RDSF Evolution

As we look at the future archive data storage requirements for researchers at the University we see a need to support new projects with very large allocations (100s of TBytes per project) and demand for more space from many projects.

To meet this need we are working on introducing some new technologies into the RDSF. Some of these have different operational characteristics which will be noticed by the users and some may require changes in the way you use the RDSF if you want to take advantage of the new features.

There are two main new features we are currently working on:

1) Compression. The space occupied by some files can be significantly reduced by data compression. Tests on some datasets have produced a 30% reduction in the space occupied. The compression and decompression are lossless and are done on the fly, so there’s no significant delay in accessing the data or the bandwidth of data transfer. Selected parts of the RDSF are now compressed automatically and this enables us to make better use of our existing disk space.

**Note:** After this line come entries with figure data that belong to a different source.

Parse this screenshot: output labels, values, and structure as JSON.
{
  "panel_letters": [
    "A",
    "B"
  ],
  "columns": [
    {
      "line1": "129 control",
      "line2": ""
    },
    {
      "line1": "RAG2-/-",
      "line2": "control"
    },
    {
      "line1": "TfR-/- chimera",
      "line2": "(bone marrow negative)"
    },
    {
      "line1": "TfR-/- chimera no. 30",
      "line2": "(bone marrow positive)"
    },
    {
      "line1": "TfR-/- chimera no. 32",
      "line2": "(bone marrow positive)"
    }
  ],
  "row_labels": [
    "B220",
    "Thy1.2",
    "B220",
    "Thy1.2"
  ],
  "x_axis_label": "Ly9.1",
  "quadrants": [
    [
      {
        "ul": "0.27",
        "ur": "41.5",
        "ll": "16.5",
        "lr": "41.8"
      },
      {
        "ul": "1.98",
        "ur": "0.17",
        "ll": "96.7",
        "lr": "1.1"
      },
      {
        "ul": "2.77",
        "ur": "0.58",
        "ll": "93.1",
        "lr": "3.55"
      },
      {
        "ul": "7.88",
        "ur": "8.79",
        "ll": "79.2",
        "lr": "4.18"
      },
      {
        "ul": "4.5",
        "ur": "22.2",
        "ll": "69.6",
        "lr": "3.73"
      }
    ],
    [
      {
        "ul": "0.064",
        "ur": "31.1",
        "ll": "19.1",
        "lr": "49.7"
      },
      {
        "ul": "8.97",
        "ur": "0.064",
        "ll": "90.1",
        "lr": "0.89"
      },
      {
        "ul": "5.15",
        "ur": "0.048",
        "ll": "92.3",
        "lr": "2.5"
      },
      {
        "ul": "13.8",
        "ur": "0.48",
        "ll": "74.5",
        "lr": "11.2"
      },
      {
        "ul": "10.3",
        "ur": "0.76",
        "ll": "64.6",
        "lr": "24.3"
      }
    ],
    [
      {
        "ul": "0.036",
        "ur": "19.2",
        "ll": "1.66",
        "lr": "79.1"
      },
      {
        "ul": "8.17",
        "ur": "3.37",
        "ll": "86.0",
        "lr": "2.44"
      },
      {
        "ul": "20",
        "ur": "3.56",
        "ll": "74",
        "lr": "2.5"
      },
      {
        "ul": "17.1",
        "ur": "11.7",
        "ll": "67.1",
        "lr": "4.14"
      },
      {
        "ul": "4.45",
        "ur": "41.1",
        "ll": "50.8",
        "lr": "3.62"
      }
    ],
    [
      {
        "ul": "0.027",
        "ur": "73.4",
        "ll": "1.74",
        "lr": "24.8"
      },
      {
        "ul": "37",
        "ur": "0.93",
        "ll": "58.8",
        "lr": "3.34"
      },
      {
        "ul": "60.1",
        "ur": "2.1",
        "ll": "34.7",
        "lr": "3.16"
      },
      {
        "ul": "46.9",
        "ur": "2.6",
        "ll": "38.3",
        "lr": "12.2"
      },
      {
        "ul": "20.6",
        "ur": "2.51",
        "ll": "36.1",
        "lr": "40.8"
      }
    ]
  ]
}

2) Tape. The cost of tape per TByte is much lower than that of disk. The future major expansion of the RDSF capacity will be in the form of a tape storage tier. This will give us much larger capacity and flexibility to further expand very easily by purchasing more tapes. However the access characteristics of tape are very different to those of disk and this affects how you can use the space. Tape has a much greater latency of access than disk. To access a disk file takes milliseconds, to access a tape file can take minutes. This is a big difference, often 100,000 times longer for tape. Tape does have very good bandwidth though and once a tape file has been accessed the data can move as fast as disk. Also, most applications cannot access tape files directly, so when a user opens a file on tape, the system automatically copies it back to disk so that it can be accessed. This process takes minutes to complete.
The outcome of this latency from the user point of view is that tape cannot be used for small files. The latency dominates the access time for small files and for example it could take hours to access a hundred small files. If you have large files the latency is comparable to the time it takes to read the file contents and thus is relatively insignificant. In practise we will set a threshold of 1 GByte as the minimum size of file that can be resident on tape. Files smaller than this will remain always on disk.

What you need to do

1) For compression you need do nothing, you may notice that your files take up less space than they used to. You can take advantage of the extra space in your quota to store more.

2) For tape. If your files are large ( > 1 GByte in size) you need do nothing.

If your files are smaller than 1GByte you will need to consider how you organise that data if you want to take advantage of tape. You’ll need to collect the small files together and store them in larger chunks or blobs. It will be wise to be thoughtful about this and to group files together which are going to be used together. Here are some examples to help illustrate this:

a) Where files are organised with many small files stored in a directory tree (e.g) where samples from an experiment organised into different directories for each day or week. These directories can be stored into a tarball, using the tar utility, or on Windows in a zip file. Each directory, or even a collection of directories and its files could be replaced by an equivalent tar file. The resulting tar files would be larger than 1 GByte and could reside on tape. When you access the tar file from tape, there is only on latency period, after which you have immediate access to all the contents.

b) Consider using different file formats. For example if you are working on digital images from a movie and each frame is a separate file, then changing from a single frame per file format to a movie file format, where many frames are stored in one file. This is not only more space efficient and may enable the use of tape, its also more efficient in terms of the computational overhead when processing the data – a single large file is much more efficient than thousands of tiny ones.

c) In general, the better organised you data holding is, the more likely you will be able to take advantage of the tape storage. For any project, when you archive your results and data to the RDSF , collect the data into a single file, using tar or gzip or another appropriate utility, and store the resulting package as a single piece on the RDSF.